72: Yes, that makes an immense difference. I hope that the "still have to report to terrible boss somewhat" lines are very clear. Muddled reporting can be its own nightmare.
64 Depending on how expansive you regard the term "anthropologist" that's not true. Unless you regard the writing of what amounts to being intelligence reports and the compilation of dictionaries and grammars to be immaterial.
I think the comments about such articles (or authors) working for corporate training is really dated. Maybe 20-30 years ago. I've seen nothing so stupid in corporate training for international work in a long, long time. I am still not positive that the article isn't a clever troll.

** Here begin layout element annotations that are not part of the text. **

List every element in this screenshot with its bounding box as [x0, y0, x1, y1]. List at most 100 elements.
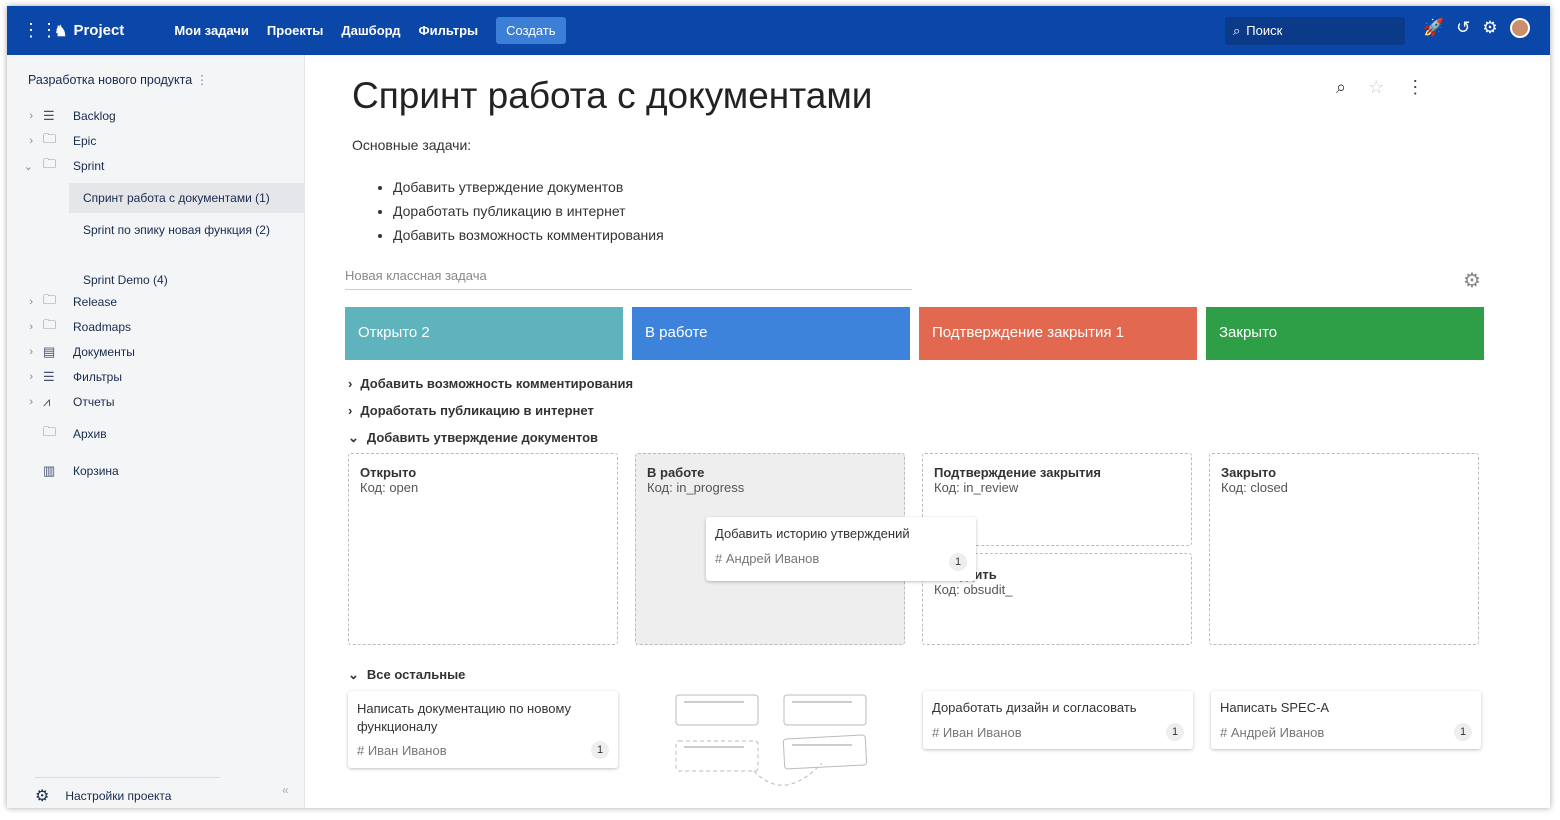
list-item: Доработать публикацию в интернет [393, 199, 664, 223]
chevron-right-icon[interactable]: › [13, 296, 33, 308]
folder-icon: 🗀 [43, 423, 59, 445]
column-header-closed[interactable]: Закрыто [1206, 307, 1484, 360]
folder-icon: 🗀 [43, 130, 59, 152]
status-code: Код: obsudit_ [934, 582, 1180, 597]
sidebar-item-epic[interactable]: › 🗀 Epic [7, 130, 96, 152]
more-icon[interactable]: ⋮ [196, 73, 209, 87]
nav-filters[interactable]: Фильтры [419, 23, 479, 38]
search-icon: ⌕ [1233, 23, 1240, 39]
more-icon[interactable]: ⋮ [1406, 77, 1424, 98]
dragged-task-card[interactable]: Добавить историю утверждений # Андрей Ив… [706, 517, 976, 581]
columns-icon: ▥ [43, 463, 59, 479]
description-intro: Основные задачи: [352, 137, 471, 153]
chevron-right-icon: › [348, 376, 352, 391]
folder-icon: 🗀 [43, 291, 59, 313]
card-title: Написать документацию по новому функцион… [357, 700, 609, 736]
chevron-down-icon: ⌄ [348, 667, 359, 683]
list-item: Добавить возможность комментирования [393, 223, 664, 247]
label: Epic [73, 134, 96, 148]
status-dropzone[interactable]: ЗакрытоКод: closed [1209, 453, 1479, 645]
sidebar-item-filters[interactable]: ›☰Фильтры [7, 366, 122, 388]
label: Roadmaps [73, 320, 131, 334]
status-code: Код: in_progress [647, 480, 893, 495]
chevron-right-icon[interactable]: › [13, 346, 33, 358]
chevron-right-icon[interactable]: › [13, 371, 33, 383]
card-assignee: # Иван Иванов [932, 725, 1184, 740]
search-input[interactable]: ⌕Поиск [1225, 17, 1405, 45]
apps-grid-icon[interactable]: ⋮⋮ [22, 20, 38, 41]
column-header-open[interactable]: Открыто 2 [345, 307, 623, 360]
avatar[interactable] [1510, 18, 1530, 38]
logo[interactable]: ♞Project [54, 22, 124, 40]
chevron-right-icon[interactable]: › [13, 321, 33, 333]
card-assignee: # Андрей Иванов [1220, 725, 1472, 740]
sprint-item[interactable]: Sprint по эпику новая функция (2) [69, 215, 305, 245]
status-code: Код: closed [1221, 480, 1467, 495]
task-card[interactable]: Доработать дизайн и согласовать # Иван И… [923, 691, 1193, 749]
status-name: Подтверждение закрытия [934, 465, 1101, 480]
group-toggle[interactable]: ›Добавить возможность комментирования [348, 376, 633, 391]
top-bar: ⋮⋮ ♞Project Мои задачи Проекты Дашборд Ф… [7, 6, 1550, 55]
nav-my-tasks[interactable]: Мои задачи [174, 23, 249, 38]
group-toggle[interactable]: ›Доработать публикацию в интернет [348, 403, 594, 418]
task-card[interactable]: Написать SPEC-A # Андрей Иванов 1 [1211, 691, 1481, 749]
column-header-in-progress[interactable]: В работе [632, 307, 910, 360]
group-toggle[interactable]: ⌄ Все остальные [348, 667, 465, 683]
nav-dashboard[interactable]: Дашборд [341, 23, 400, 38]
column-header-review[interactable]: Подтверждение закрытия 1 [919, 307, 1197, 360]
sidebar-item-documents[interactable]: ›▤Документы [7, 341, 135, 363]
status-dropzone[interactable]: ОткрытоКод: open [348, 453, 618, 645]
group-toggle[interactable]: ⌄ Добавить утверждение документов [348, 430, 598, 446]
create-button[interactable]: Создать [496, 17, 565, 44]
status-name: В работе [647, 465, 704, 480]
history-icon[interactable]: ↺ [1456, 18, 1470, 38]
status-code: Код: in_review [934, 480, 1180, 495]
list-icon: ☰ [43, 108, 59, 124]
rocket-icon[interactable]: 🚀 [1423, 18, 1444, 38]
sidebar-item-roadmaps[interactable]: ›🗀Roadmaps [7, 316, 131, 338]
sidebar-item-sprint[interactable]: ⌄🗀Sprint [7, 155, 104, 177]
star-icon[interactable]: ☆ [1368, 77, 1384, 98]
empty-state-illustration [674, 693, 874, 793]
group-label: Все остальные [367, 667, 466, 683]
sidebar: Разработка нового продукта ⋮ › ☰ Backlog ›… [7, 55, 305, 808]
card-count-badge: 1 [949, 553, 967, 571]
nav-projects[interactable]: Проекты [267, 23, 323, 38]
sidebar-item-reports[interactable]: › ⩘ Отчеты [7, 391, 114, 413]
search-icon[interactable]: ⌕ [1336, 77, 1346, 98]
sidebar-item-trash[interactable]: ▥Корзина [7, 460, 119, 482]
sidebar-item-backlog[interactable]: › ☰ Backlog [7, 105, 116, 127]
label: Отчеты [73, 395, 114, 409]
label: Фильтры [73, 370, 122, 384]
chart-icon: ⩘ [43, 394, 59, 410]
project-name: Разработка нового продукта [28, 73, 192, 87]
label: Release [73, 295, 117, 309]
chevron-down-icon: ⌄ [348, 430, 359, 446]
card-title: Добавить историю утверждений [715, 526, 967, 541]
chevron-right-icon[interactable]: › [13, 110, 33, 122]
group-label: Добавить утверждение документов [367, 430, 598, 446]
gear-icon[interactable]: ⚙ [1482, 18, 1497, 38]
task-card[interactable]: Написать документацию по новому функцион… [348, 691, 618, 768]
sidebar-item-release[interactable]: › 🗀 Release [7, 291, 117, 313]
chevron-down-icon[interactable]: ⌄ [13, 160, 33, 173]
status-name: Открыто [360, 465, 416, 480]
card-count-badge: 1 [1166, 723, 1184, 741]
app-window: ⋮⋮ ♞Project Мои задачи Проекты Дашборд Ф… [7, 6, 1550, 808]
label: Архив [73, 427, 107, 441]
card-assignee: # Андрей Иванов [715, 551, 967, 566]
project-title[interactable]: Разработка нового продукта ⋮ [28, 72, 208, 87]
chevron-right-icon: › [348, 403, 352, 418]
chevron-right-icon[interactable]: › [13, 396, 33, 408]
label: Документы [73, 345, 135, 359]
label: Backlog [73, 109, 116, 123]
board-settings-gear-icon[interactable]: ⚙ [1463, 268, 1481, 293]
project-settings[interactable]: ⚙Настройки проекта [35, 777, 220, 806]
sidebar-item-archive[interactable]: 🗀 Архив [7, 423, 107, 445]
card-count-badge: 1 [1454, 723, 1472, 741]
card-title: Доработать дизайн и согласовать [932, 700, 1184, 715]
sprint-item[interactable]: Спринт работа с документами (1) [69, 183, 305, 213]
chevron-right-icon[interactable]: › [13, 135, 33, 147]
new-task-input[interactable]: Новая классная задача [345, 268, 912, 290]
collapse-sidebar-icon[interactable]: « [282, 783, 289, 797]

Regarding the use of the word Oriental; The company I work for was recently in negotiations with a huge Korean holding company. On their side - half a dozen Koreans. On our side a bunch of Indians and me, the cacasuian guy. (All guys on both sides because... Tech.) At some point for an obscure reason the lead negotiater on their side turned to me and started explaining the "difference between Oriental culture and American culture" which sort of made my jaw drop.
DN
My 17 year old will refer to anything that's ever happened being "yesterday". It's like having a toddler around. What nationality is she?
A friend of mine is a psycholinguist who specifically works on this sort of cross-cultural 'Sapir-Whorff'-y stuff. I should send her the link, and then listen and see if I can hear the screams from [a place in the Low Countries].